ZoomInfo customers paying more than $100,000 annually


What makes the software as a service business so attractive is that once the software is developed, it typically shouldn't cost much to provide it as an ongoing service to customers. ZoomInfo's gross profit margin, an important metric measuring how much money there is left after paying for servers, licenses, technical support and other necessary running expenses was at 86.4% in Q1.

ZoomInfo Gross Margin (GAAP)

That means that for every $1 in revenue the company had $0.86 left to spend on developing new products, marketing & sales and the general administrative overhead. This is a great gross margin, that allows companies like ZoomInfo to fund large investments in product and sales during periods of rapid growth and be profitable when they reach maturity. It is good to see that the gross margin is staying stable which indicates that ZoomInfo is doing a good job controlling costs and is not under pressure from competition to lower prices.

Cash Is King

If you follow StockStory for a while, you know that we put an emphasis on cash flow. Why, you ask? We believe that in the end cash is king, as you can't use accounting profits to pay the bills. ZoomInfo's free cash flow came in at $98.4 million in Q1, roughly the same as last year.

ZoomInfo Free Cash Flow

ZoomInfo has generated $231.9 million in free cash flow over the last twelve months, an impressive 27.7% of revenues. This robust FCF margin is a result of ZoomInfo asset lite business model, scale advantages, and strong competitive positioning, and provides it the option to return capital to shareholders while still having plenty of cash to invest in the business.

Key Takeaways from ZoomInfo's Q1 Results

Sporting a market capitalization of $19.1 billion, more than $406.8 million in cash and with positive free cash flow over the last twelve months, we're confident that ZoomInfo has the resources it needs to pursue a high growth business strategy.

We were impressed by the exceptional revenue growth ZoomInfo delivered this quarter. And we were also glad that the revenue guidance for the next quarter exceeded analysts' expectations. On the other hand, there was a slight slowdown in new contract wins. Overall, we think this was still a really good quarter, that should leave shareholders feeling very positive. The company currently trades at $37 per share.

Is Now The Time?

ZoomInfo may have had a good quarter, but investors should also consider its valuation and business qualities, when assessing the investment opportunity.
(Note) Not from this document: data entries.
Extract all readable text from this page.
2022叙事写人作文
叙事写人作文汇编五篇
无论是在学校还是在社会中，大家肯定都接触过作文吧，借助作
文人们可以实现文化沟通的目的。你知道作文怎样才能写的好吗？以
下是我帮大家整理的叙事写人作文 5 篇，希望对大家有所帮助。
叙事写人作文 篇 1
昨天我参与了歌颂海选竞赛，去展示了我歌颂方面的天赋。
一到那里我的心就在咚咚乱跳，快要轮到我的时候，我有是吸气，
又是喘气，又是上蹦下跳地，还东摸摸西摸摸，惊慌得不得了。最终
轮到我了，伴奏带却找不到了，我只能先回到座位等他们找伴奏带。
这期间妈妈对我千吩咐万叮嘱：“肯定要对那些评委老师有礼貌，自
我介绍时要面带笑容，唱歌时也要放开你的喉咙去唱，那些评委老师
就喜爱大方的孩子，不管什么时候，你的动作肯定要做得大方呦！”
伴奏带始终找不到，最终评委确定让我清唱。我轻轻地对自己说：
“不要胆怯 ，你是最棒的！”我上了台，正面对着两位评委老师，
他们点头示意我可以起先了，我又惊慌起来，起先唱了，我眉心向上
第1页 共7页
There are numerous reasons why we think ZoomInfo is one of the best software as service companies out there. While we would expect growth rates to moderate from here, its revenue growth has been exceptional, over the last two years. On top of that, its impressive gross margins are indicative of excellent business economics, and its very efficient customer acquisition hints at the potential for strong profitability.

The market is certainly expecting long term growth from ZoomInfo given its price to sales ratio based on the next twelve months is 18.4x. But looking at the tech landscape today, ZoomInfo's qualities as one of the best businesses really stand out and we still like it at this price, despite the higher multiple.

The Wall St analysts covering the company had a one year price target of $77.4 per share right before these results, implying that they saw upside in buying ZoomInfo even in the short term.